Using games as part of a math curriculum or an enrichment activity can make decimals more enjoyable. To make the game more appealing, use bright colours and themes of interest to your students. For example, if your students are interested in animals, use game pieces that are shaped like animals. To develop students' critical thinking skills, incorporate strategy into your game rather than having it revolve around chance or a mechanical series of steps.
Decide on a design, such as a checkerboard, a circular path or a path from a beginning point to an end point. Cut the poster board or cardboard to an appropriate size for the game board. Paint the spaces on the board various colours and use markers to label each space on the board with a different number, leaving room on the board for two piles of cards approximately the size of business cards.
Collect small figurines to use as game pieces representing each player. The figurines can be toys or can be taken from other board games. Or you can make your own figurines from small household items such as thimbles or paper clips.
Cut manila folders into pieces the size of business cards. Ideally, half should be one colour and half another colour. Devise names for both piles.

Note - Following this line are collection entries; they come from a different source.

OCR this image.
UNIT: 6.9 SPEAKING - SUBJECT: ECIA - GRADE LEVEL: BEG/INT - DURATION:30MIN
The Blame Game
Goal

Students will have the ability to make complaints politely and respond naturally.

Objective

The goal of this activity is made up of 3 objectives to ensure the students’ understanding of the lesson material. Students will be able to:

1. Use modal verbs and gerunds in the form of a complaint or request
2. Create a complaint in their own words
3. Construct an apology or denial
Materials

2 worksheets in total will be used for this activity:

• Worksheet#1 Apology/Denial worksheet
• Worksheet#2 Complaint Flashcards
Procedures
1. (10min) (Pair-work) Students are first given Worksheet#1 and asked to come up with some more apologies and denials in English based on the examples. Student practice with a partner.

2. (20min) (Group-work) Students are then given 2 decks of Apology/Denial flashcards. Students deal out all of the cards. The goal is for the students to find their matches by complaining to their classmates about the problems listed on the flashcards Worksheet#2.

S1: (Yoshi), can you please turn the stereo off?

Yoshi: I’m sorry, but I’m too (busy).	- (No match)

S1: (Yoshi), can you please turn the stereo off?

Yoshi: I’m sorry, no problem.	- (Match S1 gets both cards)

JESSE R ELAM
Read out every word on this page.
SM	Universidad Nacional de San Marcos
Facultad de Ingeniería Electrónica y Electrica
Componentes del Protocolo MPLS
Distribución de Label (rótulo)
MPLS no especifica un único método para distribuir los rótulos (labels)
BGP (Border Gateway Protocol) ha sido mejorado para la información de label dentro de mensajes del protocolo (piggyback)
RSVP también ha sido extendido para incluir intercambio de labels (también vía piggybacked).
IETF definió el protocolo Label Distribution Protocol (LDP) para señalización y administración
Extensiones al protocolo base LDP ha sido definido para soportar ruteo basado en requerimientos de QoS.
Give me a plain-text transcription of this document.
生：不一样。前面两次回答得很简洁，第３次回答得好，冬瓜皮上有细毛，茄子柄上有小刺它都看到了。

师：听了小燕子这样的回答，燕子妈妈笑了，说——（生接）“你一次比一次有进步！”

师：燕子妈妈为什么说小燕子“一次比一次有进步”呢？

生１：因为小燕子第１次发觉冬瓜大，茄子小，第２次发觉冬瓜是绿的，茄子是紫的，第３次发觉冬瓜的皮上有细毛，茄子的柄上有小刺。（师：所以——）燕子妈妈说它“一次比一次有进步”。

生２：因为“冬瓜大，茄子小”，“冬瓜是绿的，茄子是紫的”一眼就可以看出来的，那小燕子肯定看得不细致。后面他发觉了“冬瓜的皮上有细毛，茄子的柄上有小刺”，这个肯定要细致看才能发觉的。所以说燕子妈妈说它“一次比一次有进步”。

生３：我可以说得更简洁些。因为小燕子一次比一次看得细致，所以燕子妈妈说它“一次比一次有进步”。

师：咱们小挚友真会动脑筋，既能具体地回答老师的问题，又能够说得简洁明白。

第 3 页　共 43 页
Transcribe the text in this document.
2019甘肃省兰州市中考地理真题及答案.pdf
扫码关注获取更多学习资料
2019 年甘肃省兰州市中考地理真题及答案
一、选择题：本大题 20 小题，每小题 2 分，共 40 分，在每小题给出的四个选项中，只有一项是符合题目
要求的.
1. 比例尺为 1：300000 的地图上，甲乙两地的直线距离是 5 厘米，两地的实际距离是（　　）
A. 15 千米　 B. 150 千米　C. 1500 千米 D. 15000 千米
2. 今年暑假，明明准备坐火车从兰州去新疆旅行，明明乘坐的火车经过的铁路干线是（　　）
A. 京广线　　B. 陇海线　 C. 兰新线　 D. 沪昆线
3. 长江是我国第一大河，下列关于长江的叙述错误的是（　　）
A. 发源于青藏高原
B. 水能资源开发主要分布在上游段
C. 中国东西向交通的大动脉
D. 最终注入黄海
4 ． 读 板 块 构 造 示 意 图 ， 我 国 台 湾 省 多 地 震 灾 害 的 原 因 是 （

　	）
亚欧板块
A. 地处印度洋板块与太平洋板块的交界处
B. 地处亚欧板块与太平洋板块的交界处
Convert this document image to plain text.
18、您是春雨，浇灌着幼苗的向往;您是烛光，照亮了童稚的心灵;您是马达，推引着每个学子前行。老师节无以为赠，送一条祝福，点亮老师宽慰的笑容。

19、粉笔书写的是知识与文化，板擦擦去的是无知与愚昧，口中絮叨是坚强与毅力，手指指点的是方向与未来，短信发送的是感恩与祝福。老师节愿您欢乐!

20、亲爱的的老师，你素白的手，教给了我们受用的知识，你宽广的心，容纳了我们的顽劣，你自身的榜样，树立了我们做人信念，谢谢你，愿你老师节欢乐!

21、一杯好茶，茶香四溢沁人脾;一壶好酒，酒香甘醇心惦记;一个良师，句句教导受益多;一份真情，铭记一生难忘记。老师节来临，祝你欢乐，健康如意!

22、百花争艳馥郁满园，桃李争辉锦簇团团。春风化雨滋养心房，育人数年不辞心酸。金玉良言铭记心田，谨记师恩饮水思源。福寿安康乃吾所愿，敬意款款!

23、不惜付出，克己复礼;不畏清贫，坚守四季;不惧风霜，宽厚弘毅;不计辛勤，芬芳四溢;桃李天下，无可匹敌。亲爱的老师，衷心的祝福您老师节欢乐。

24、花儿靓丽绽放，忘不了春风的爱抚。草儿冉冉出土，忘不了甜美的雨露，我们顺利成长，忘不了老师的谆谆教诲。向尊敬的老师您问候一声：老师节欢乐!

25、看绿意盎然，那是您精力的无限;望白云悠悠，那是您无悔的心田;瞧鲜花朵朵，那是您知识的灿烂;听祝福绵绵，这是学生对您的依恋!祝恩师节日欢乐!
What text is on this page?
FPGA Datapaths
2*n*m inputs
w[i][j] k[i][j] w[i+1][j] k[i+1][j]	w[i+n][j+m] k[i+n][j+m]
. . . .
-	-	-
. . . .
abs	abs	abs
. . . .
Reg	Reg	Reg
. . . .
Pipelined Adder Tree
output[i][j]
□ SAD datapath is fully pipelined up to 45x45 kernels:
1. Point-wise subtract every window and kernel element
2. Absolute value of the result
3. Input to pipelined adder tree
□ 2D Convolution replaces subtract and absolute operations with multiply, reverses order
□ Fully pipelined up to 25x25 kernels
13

On half of the cards, write math problems involving decimals. If a player solves a problem correctly, he may move forward one space.
On the other half of the cards, write movement instructions that involve decimals. For example, a card could say, "Multiply your space number by 0.2 and round to the nearest whole number. Move that number of spaces forward."
Decide on the rules and goal of the game, and on rewards for completing certain tasks in the game. For example, players could take turns picking cards, the first player to reach space number 40 could be the winner, or any player who goes around a circular path once could get a bonus of five spaces.